In secondo luogo, e più in generale, la Corte riconosce «che la tutela del concepito – che già viene in rilievo nel diritto civile (artt. 320, 339, 687 c.c.) – abbia fondamento costituzionale», ma omette di risolvere (semplicemente alla luce del diritto positivo) la questione che è presupposto logico di tale tutela, e cioè se il nascituro sia o no un essere umano. La contraddizione si fa più evidente quando la Corte osserva che «l’art. 2 Cost. riconosce e garantisce i diritti inviolabili dell’uomo, fra i quali non può non collocarsi, sia pure con le particolari caratteristiche sue proprie, la situazione giuridica del concepito»; per poi negare a quest’ultimo lo statuto ontologico di persona. Appare particolarmente arduo il tentativo di conciliare una situazione giuridica connotata da diritti addirittura inviolabili con la condizione di un soggetto che non è persona.

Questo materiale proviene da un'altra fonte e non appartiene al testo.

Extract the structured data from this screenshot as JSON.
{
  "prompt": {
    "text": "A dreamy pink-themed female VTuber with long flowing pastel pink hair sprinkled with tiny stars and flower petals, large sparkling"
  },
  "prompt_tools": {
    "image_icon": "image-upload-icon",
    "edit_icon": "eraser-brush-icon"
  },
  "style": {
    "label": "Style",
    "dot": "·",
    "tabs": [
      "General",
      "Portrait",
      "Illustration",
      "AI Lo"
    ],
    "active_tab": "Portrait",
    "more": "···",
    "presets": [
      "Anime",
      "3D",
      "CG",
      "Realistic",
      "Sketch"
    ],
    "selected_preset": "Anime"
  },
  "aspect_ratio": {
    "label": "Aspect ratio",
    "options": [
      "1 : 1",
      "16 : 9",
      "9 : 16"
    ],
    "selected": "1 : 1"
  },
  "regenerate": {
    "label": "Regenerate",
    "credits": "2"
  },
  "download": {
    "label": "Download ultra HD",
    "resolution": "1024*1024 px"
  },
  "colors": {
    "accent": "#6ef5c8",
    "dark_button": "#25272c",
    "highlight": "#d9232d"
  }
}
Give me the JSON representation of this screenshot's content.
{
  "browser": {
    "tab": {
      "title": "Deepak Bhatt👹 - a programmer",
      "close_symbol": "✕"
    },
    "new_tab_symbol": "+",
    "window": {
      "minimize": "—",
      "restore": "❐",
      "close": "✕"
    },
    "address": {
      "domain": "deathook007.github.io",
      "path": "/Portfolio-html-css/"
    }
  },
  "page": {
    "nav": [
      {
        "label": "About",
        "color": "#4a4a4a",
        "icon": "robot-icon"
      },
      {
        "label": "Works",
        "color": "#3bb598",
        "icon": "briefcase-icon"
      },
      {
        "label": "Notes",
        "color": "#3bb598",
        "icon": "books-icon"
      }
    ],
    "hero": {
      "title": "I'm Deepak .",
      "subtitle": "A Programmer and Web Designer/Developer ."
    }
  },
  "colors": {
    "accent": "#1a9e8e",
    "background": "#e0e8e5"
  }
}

In ogni caso con la pronuncia del 1975 la Corte Costituzionale non intendeva, almeno esplicitamente, trasformare l’aborto procurato in un diritto soggettivo. Questo è un aspetto essenziale da tenere in considerazione nell’analisi della vicenda che ha condotto alla legge 194. Il tenore della sentenza n. 27, nonostante le gravi contraddizioni da cui è viziata, è molto chiaro: la ratio della decisione è di estendere i casi di non punibilità ampliando l’area di applicabilità dell’art. 54 c.p., ma non di liberalizzare la pratica abortiva. Infatti, la Corte avverte che è «obbligo del legislatore predisporre le cautele necessarie per impedire che l’aborto venga procurato senza serii accertamenti sulla realtà e gravità del danno o pericolo che potrebbe derivare alla madre dal proseguire della gestazione: e perciò la liceità dell’aborto deve essere ancorata ad una previa sussistenza delle condizioni atte a giustificarla». Tuttavia è ragionevole pensare che proprio a causa delle incongruenze interne alla decisione, che per un verso afferma e per l’altro nega l’inviolabile dignità del concepito, sia stato possibile approdare a una legge totalmente noncurante dei diritti del nascituro. Una legge che è degna erede della citata sentenza: allo stesso modo cade in contraddizione e allo stesso modo spiega i suoi effetti, con un vero e proprio gioco di equilibrismo in antitesi tra forma e contenuto.